Resignation of a Director in a Company
A Director in a company may want to resign or the Board of Directors may want to remove the Director for several reasons. The Director of a company can also resign from the Board by filing a resignation letter with the company and also intimating the ROC with the same. Here, we will take a look at the procedure that a director needs to follow in case he wants to resign from the post of Director.
After giving notice in writing to the Company a Director may resign from a company. The Board is required to intimate the ROC of this notice within 30 days in the form of DIR-12. If the Director chooses, he can also send a copy of the resignation letter to the ROC along with the reasons for the resignation using Form DIR-11. Here is the format for the resignation letter of a Director:
- The Board of Directors shall take considers the notice of resignation that is received and accordingly the resolution should be passed by the Board of Directors for accepting the resignation and it is necessary to draft the minutes of the meeting of the Board of Directors.

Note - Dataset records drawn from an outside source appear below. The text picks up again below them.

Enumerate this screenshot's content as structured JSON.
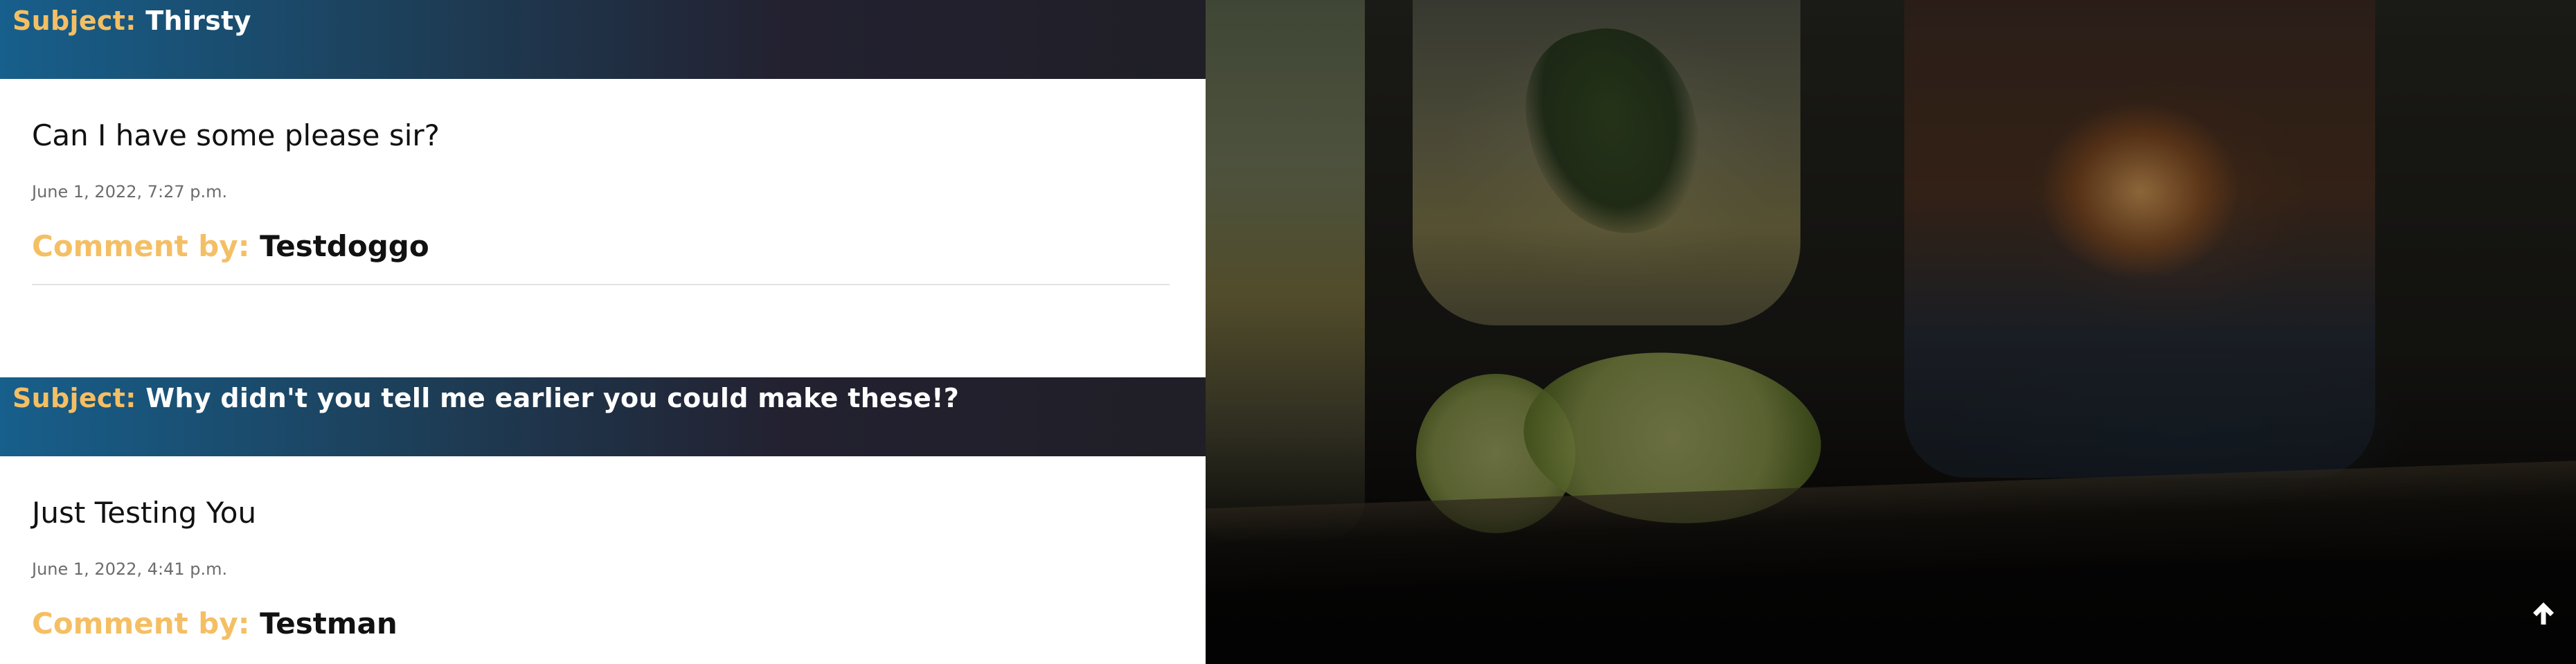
{
  "comments": [
    {
      "subject_label": "Subject:",
      "subject": "Thirsty",
      "text": "Can I have some please sir?",
      "date": "June 1, 2022, 7:27 p.m.",
      "author_label": "Comment by:",
      "author": "Testdoggo"
    },
    {
      "subject_label": "Subject:",
      "subject": "Why didn't you tell me earlier you could make these!?",
      "text": "Just Testing You",
      "date": "June 1, 2022, 4:41 p.m.",
      "author_label": "Comment by:",
      "author": "Testman"
    }
  ],
  "colors": {
    "accent": "#f4bf64",
    "header_start": "#175f8c",
    "header_end": "#201f27"
  },
  "back_to_top": {
    "icon": "arrow-up-icon"
  }
}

- The Registrar should be intimated in Form DIR12 (According to Rule 15 of the companies,2014) the Board of Directors should be intimated within 30 days from the date the resignation is received.
- The board of directors should mention the resignation in the Director’s report of the annual general meeting and it should also be reflected on the website of the Company.
- The company is required to attach these documents while filing DIR1:
1) The notice of resignation (Mandatory)
2) Evidence of cessation (The board resolution or the acceptance letter can be attached)
- Once the Director has resigned and the Board has accepted his resignation, the Director is not liable for any liabilities that are incurred by the company after the date of acceptance of the resignation.
- However, a Director is still liable for any offenses that have occurred during his or her as the director of the Company.